J’ai appris par expérience que régler un problème en une terre étrangère n’est jamais une chose simple, mais le régler dans un pays où l’on ne parle pas la langue, surtout lorsqu’il s’agit d’obtenir un sésame qui permet de poursuivre son rêve, complique considérablement les choses. Mon problème du moment était donc d’obtenir le sacro-saint visa d’une durée d’un mois qui me permettrait d’aller me balader dans toute la partie sud du Mozambique jusqu’à Beira, où je bifurquerai pour remonter plein nord vers le Malawi. 

J’avoue que je serais bien allé explorer le nord du Mozambique, différent, éloigné des lieux touristiques, plus sauvage, mais la situation y était instable et préoccupante. Dans la région du Cabo Delgado, au nord-est du pays, les islamistes s’étaient emparés de la ville de Palma quelques mois auparavant, des décapitations avaient été perpétrées sur la population, les exactions et les heurs y étaient encore nombreux. Il faut avouer que pour un écrivain-voyageur, le fait de passer au journal de 20h entouré de Djihadistes réclamant une dédicace sous la menace d’un Kalachnikov aurait une certaine allure et constituerait une très belle opération de promotion pour accroître les ventes d’un livre de voyage, surtout traitant de liberté, mais je dois avouer – après réflexion – que je préfère des moyens plus homéopathiques pour perdre la tête : l’amour, l’alcool, l’ivresse du voyage. 

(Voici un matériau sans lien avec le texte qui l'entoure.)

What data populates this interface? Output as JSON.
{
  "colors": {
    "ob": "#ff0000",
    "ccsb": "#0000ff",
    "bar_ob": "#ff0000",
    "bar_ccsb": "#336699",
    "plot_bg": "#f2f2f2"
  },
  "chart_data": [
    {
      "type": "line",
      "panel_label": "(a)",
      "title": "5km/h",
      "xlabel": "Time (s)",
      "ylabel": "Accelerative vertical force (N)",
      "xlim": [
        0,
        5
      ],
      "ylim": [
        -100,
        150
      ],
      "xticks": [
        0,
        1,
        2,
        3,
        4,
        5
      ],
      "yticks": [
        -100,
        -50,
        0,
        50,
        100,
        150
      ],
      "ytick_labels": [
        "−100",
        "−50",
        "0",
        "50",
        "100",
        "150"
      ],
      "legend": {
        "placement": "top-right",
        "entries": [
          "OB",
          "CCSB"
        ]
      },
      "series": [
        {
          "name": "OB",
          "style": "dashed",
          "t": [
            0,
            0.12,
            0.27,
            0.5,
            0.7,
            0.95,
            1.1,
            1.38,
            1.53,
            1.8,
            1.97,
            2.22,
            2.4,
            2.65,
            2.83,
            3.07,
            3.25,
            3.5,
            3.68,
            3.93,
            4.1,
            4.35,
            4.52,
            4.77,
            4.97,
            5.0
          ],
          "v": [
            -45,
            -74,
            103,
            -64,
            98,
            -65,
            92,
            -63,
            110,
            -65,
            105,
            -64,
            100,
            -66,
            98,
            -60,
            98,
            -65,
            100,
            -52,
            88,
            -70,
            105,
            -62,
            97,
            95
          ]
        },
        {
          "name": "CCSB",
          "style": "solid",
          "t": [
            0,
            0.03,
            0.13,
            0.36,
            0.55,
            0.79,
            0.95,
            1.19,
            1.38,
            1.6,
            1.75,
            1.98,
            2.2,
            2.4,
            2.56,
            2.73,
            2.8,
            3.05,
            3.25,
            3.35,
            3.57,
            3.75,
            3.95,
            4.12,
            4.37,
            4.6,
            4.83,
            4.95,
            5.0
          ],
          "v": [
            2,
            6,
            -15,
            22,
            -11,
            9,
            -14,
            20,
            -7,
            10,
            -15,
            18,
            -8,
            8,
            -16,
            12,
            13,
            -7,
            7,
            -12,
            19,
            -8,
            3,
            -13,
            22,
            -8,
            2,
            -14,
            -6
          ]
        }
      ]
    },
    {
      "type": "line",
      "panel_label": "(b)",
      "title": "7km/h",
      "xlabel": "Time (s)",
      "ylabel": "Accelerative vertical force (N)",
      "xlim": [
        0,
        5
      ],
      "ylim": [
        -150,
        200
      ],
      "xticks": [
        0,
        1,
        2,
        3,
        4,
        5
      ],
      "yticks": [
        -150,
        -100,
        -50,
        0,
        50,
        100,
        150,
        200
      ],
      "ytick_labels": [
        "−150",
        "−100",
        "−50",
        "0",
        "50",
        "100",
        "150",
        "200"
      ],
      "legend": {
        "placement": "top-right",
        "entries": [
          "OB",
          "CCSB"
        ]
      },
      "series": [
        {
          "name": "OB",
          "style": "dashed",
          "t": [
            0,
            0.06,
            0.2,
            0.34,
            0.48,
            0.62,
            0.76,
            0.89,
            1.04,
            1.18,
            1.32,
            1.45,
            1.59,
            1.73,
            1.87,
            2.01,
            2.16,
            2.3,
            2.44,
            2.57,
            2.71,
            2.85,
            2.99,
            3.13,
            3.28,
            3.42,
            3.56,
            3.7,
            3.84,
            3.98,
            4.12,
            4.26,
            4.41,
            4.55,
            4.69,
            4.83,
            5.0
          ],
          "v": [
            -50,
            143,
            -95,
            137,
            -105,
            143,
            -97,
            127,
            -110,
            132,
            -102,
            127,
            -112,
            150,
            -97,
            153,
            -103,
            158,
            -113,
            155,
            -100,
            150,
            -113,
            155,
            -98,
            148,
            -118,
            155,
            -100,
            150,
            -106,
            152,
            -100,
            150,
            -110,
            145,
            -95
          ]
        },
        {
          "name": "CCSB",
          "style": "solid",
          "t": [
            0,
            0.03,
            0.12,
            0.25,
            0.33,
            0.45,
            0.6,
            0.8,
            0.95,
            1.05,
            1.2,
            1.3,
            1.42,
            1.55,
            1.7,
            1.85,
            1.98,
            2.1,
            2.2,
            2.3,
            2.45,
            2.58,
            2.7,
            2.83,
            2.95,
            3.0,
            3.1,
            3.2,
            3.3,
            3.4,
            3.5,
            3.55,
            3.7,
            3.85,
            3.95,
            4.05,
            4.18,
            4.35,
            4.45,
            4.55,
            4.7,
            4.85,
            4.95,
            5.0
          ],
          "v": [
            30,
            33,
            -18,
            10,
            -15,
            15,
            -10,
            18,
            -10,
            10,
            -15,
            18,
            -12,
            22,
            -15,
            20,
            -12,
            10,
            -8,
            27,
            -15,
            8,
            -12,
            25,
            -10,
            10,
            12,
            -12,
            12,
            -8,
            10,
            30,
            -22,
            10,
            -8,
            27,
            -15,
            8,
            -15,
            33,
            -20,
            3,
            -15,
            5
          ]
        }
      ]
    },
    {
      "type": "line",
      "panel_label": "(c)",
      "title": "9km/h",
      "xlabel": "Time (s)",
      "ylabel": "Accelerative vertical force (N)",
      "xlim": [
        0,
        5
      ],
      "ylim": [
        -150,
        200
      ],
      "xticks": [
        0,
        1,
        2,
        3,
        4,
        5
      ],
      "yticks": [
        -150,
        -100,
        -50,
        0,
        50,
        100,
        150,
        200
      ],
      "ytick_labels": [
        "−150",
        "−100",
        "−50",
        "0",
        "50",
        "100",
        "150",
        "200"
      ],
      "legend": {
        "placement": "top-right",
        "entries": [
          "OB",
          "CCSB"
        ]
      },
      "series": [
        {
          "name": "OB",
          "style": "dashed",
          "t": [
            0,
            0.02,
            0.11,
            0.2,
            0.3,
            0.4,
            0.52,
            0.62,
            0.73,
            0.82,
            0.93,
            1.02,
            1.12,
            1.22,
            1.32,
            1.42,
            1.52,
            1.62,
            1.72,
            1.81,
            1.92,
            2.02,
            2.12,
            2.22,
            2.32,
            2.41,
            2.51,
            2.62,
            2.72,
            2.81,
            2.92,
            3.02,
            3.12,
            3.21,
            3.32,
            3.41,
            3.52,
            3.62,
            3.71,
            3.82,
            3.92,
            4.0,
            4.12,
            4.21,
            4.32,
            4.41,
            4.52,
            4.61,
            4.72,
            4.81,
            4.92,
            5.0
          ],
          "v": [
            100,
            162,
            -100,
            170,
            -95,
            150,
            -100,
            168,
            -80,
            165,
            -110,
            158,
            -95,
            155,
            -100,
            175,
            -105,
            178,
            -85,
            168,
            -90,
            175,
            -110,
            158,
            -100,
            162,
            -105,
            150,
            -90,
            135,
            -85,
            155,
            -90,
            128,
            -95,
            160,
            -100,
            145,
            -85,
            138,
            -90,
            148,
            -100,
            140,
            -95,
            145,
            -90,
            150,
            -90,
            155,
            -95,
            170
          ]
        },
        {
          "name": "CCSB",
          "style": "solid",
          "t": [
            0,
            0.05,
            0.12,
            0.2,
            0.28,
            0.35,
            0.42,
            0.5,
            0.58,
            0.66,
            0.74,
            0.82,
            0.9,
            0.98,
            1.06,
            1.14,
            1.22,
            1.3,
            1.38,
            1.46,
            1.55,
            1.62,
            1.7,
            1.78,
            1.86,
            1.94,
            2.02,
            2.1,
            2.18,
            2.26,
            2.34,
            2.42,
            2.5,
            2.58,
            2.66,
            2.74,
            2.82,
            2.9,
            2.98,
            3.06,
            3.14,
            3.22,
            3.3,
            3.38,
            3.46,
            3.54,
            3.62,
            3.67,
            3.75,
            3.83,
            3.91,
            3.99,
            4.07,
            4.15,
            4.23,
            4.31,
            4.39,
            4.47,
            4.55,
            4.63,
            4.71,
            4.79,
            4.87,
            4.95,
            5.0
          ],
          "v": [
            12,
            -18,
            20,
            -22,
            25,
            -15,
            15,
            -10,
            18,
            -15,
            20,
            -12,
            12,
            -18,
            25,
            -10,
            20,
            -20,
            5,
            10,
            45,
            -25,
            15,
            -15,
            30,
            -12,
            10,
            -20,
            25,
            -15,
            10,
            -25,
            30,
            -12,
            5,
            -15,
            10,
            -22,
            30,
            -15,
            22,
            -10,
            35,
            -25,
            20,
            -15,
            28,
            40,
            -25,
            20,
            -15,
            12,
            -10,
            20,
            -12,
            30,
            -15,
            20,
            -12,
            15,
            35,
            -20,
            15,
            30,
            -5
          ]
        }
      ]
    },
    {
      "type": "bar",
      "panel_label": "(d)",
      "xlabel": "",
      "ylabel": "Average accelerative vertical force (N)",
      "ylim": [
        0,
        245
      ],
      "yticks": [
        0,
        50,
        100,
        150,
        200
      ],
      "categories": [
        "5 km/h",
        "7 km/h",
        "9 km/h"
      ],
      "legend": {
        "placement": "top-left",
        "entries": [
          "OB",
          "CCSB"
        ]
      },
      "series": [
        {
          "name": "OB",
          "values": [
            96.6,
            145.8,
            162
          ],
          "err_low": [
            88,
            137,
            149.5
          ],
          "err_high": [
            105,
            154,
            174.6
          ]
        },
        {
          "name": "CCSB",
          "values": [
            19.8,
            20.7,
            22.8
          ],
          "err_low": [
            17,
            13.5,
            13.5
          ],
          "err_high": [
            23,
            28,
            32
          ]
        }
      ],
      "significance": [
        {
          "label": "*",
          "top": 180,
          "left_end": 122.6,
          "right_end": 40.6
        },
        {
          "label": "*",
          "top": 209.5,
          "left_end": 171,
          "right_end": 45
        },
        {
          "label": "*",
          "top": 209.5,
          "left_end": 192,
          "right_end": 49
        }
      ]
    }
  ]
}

C’est décidé : je me cantonnerai à la partie sud du Mozambique et ne solliciterai pas les services diplomatiques pour venir à mon secours.

Dès mon entrée, je repérai une vieille dame hors d’âge et sa fille d’une quarantaine d’années, leur ressemblance ne laissant aucun doute sur leur lien de parenté. Elles étaient penchées sur un comptoir en train de déchiffrer un formulaire en portugais et s’escrimaient à convaincre un vieux stylo, au tempérament capricieux, de leur accorder ses ultimes faveurs et de bien vouloir inscrire leur numéro de passeport et leur état civil. De toute évidence, le Bic, qu’un agent des douanes pointilleux avait pris soin de relier à une ficelle attachée à la table, afin qu’il ne disparaisse pas, semblait rétif à la tâche et d’humeur ronchonne. Qui peut comprendre le désarroi d’un stylo rêvant de rouler sa bille sur des lettres d’amour ou prédestiné à des prises de notes estudiantines sur des sujets passionnants, mais contraint de demeurer à perpétuité dans une douane bordélique de l’un des pays les plus pauvres au monde, rendant service à des milliers d’inconnus ingrats, sans un merci ni un au-revoir, passant toute sa vie à remplir des demandes de visas pour des gens provenant de pays où il n’ira jamais et dénué de toute espoir de pouvoir un jour, sur ses vieux jours, aller jeter l’encre sur une plage de rêve du Mozambique, lui qui avait voyagé – par formulaire interposé – vers toutes les destinations possibles de ce pays. 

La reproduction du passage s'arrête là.